На другой день, часов в восемь утра, взошел Франсуа и сказал, что какой-то француз, которого он прежде не видел, требует непременно меня видеть.
Это был тот самый приятель Бартелеми, который хотел незаметно уехать. Я набросил на себя пальто и вышел в сад, где он меня дожидался. Там я встретил болезненного, ужасно исхудалого черноволосого француза (я после узнал, что он годы сидел в Бель-Иле к потом a la lettre[900] умирал с голоду в Лондоне).

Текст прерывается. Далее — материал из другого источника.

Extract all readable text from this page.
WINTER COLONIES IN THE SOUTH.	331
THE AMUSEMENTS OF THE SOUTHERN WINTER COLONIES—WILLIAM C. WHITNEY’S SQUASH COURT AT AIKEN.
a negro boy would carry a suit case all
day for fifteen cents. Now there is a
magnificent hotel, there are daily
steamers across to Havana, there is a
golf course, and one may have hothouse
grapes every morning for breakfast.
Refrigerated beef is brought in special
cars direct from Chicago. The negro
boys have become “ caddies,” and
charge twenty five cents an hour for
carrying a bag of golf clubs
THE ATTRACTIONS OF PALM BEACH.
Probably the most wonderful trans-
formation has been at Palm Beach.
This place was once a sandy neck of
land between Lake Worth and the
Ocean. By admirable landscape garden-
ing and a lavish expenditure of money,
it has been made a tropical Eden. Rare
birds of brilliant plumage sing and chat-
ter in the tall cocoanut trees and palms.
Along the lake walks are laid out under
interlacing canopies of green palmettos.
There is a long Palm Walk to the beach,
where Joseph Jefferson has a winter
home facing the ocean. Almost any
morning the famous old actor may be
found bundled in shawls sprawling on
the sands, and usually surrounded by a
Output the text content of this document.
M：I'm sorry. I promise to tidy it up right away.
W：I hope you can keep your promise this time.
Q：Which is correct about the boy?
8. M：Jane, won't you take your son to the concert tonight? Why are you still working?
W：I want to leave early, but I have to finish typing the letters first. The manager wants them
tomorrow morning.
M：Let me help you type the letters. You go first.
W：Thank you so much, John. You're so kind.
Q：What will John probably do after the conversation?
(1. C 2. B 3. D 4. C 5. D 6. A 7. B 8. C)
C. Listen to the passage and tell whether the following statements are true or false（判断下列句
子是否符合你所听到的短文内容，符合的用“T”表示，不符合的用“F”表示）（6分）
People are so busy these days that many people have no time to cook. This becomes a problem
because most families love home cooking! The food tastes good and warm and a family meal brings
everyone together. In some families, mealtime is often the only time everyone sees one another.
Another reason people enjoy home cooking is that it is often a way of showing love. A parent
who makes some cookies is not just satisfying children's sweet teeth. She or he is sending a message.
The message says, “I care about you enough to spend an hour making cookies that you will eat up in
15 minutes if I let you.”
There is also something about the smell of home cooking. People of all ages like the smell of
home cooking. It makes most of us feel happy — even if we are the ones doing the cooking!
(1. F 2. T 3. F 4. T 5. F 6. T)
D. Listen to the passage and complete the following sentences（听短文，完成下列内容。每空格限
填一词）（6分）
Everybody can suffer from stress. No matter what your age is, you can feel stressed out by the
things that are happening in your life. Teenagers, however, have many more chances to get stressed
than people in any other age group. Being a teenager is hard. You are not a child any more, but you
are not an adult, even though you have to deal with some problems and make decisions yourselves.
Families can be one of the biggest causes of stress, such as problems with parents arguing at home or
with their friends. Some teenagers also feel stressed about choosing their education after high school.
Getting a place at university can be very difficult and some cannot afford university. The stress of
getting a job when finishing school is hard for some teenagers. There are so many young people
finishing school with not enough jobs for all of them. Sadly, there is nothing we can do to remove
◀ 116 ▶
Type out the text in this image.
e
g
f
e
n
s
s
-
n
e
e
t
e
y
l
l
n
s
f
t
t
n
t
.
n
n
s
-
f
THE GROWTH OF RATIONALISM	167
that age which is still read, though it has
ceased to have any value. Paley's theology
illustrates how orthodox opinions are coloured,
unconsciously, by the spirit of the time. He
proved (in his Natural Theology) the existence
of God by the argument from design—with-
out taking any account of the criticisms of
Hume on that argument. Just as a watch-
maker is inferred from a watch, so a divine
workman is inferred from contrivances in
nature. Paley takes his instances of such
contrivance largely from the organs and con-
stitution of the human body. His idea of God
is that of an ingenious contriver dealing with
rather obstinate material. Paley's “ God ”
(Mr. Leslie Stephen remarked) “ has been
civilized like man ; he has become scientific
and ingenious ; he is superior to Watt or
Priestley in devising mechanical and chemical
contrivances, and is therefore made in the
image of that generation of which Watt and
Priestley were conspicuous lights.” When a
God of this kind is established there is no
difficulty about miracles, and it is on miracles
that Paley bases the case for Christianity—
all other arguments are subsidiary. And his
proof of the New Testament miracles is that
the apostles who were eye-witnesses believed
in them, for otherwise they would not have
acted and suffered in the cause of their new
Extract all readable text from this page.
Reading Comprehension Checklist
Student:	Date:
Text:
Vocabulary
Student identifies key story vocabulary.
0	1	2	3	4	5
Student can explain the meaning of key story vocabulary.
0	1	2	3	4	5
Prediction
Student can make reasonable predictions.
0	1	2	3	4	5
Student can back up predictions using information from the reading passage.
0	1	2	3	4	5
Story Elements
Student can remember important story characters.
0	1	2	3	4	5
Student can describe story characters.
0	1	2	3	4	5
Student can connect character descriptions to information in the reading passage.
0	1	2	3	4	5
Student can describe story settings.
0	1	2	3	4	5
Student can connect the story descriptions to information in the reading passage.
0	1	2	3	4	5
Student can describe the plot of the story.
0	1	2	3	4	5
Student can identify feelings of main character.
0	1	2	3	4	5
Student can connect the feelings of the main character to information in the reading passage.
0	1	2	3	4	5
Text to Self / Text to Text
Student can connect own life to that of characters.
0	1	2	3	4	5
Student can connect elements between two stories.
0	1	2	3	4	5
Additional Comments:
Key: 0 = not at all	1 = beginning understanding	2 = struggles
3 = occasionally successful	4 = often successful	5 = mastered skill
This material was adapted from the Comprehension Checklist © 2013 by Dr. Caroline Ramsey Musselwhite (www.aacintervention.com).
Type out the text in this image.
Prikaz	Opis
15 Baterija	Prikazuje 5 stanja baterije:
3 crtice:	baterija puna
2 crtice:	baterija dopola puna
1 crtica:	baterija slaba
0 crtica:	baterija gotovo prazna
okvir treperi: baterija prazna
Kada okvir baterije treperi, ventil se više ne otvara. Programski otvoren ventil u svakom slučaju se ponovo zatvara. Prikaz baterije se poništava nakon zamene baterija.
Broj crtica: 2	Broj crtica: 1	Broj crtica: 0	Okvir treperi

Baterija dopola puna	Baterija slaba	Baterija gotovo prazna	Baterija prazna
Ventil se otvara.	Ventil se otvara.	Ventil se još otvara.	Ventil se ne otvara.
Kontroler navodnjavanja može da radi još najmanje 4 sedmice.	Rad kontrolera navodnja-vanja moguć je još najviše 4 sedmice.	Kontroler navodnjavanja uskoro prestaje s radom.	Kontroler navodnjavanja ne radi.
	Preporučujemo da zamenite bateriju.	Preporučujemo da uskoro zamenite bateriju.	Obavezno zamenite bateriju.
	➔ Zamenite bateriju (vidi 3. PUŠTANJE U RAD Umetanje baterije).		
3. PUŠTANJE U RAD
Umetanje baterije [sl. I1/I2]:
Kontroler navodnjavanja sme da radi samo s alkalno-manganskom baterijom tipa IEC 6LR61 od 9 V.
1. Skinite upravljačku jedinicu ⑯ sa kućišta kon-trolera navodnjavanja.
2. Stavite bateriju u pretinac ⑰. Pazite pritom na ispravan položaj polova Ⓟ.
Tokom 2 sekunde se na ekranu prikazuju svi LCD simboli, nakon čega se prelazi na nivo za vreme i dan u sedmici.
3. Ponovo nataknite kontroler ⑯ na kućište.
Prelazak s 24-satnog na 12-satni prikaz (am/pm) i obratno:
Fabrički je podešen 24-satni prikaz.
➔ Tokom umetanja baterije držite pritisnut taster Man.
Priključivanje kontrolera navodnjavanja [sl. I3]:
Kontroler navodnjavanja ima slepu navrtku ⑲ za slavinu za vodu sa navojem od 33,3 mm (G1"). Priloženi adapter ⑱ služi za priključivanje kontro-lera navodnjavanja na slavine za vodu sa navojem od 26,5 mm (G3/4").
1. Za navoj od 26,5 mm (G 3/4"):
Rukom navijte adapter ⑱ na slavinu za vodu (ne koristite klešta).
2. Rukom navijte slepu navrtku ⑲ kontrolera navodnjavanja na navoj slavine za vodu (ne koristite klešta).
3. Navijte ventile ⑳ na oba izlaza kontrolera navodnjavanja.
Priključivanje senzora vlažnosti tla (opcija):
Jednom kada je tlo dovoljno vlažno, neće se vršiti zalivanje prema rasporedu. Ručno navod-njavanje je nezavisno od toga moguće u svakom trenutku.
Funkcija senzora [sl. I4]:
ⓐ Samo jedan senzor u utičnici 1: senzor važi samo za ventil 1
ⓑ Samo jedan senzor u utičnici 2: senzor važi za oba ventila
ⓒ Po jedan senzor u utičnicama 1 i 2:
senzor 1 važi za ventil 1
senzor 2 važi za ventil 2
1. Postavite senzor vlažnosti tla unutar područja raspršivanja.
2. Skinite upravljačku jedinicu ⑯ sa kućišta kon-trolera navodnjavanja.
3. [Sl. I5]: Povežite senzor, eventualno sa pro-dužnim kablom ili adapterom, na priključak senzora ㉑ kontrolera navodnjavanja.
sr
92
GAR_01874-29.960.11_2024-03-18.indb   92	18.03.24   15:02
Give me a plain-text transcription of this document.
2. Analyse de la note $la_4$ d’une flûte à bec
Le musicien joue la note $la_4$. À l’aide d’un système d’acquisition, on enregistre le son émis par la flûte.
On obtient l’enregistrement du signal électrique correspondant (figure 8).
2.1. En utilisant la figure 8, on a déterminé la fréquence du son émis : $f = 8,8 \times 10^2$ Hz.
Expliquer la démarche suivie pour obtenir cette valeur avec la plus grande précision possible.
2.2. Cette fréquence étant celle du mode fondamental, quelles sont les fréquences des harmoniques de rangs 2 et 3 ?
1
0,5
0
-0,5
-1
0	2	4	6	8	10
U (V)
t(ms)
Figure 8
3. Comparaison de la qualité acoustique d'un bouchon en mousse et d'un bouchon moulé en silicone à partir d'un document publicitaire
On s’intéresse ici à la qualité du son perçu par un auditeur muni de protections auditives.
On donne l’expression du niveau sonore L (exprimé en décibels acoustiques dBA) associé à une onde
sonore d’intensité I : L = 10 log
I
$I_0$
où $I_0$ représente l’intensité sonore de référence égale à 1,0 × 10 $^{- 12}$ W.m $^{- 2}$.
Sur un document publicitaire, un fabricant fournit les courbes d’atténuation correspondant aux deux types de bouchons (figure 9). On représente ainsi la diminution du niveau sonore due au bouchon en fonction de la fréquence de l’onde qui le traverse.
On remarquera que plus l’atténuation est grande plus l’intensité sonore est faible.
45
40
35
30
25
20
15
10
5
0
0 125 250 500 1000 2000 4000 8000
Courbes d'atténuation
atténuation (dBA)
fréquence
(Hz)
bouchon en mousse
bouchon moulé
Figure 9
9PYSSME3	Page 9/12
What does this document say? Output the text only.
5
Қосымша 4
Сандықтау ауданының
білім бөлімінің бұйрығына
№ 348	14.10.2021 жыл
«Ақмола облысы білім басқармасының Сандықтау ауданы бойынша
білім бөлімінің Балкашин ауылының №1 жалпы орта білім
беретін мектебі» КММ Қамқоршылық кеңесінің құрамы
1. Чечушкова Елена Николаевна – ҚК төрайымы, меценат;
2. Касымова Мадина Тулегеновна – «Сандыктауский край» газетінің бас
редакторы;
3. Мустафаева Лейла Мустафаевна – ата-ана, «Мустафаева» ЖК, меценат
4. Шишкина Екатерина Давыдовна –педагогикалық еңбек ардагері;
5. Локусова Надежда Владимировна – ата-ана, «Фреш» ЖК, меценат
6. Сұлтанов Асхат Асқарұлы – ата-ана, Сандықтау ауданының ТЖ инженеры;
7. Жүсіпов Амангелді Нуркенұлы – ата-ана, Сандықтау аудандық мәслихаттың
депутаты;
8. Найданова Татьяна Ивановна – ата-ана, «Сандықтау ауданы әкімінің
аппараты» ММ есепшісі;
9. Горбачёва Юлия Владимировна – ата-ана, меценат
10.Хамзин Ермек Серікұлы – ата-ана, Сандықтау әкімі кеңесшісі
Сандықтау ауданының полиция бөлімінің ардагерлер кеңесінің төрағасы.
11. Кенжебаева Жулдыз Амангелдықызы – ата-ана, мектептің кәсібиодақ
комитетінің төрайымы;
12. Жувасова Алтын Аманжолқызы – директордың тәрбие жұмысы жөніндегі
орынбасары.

На нем был потертый пальто, на который бы никто не обратил внимания, но дорожный картуз и большой дорожный шарф, обмотанный круг шеи, невольно остановили бы на себе глаза в Москве, в Париже, в Неаполе.
— Что случилось?
— Был у вас такой-то?
— Он и теперь здесь.
— Говорил о деньгах?
— Это все кончено — деньги готовы.
— Я, право, очень благодарен. (88)
— Когда вы едете?
— Сегодня… или завтра..
К концу разговора подоспел и наш общий знакомый. Когда путешественник ушел:
— Скажите, пожалуйста, зачем он приезжал? — спросил я его, оставшись с ним наедине.
— За деньгами.
— Да ведь вы могли ему отдать.
— Это правда, но ему хотелось с вами познакомиться, он спрашивал меня, приятно ли вам будет — что же мне было сказать?
— Без сомнения, очень. Но только я не знаю, хорошо ли он выбрал время.
— А разве он вам помешал?
— Нет — а как бы полиция ему не помешала выехать…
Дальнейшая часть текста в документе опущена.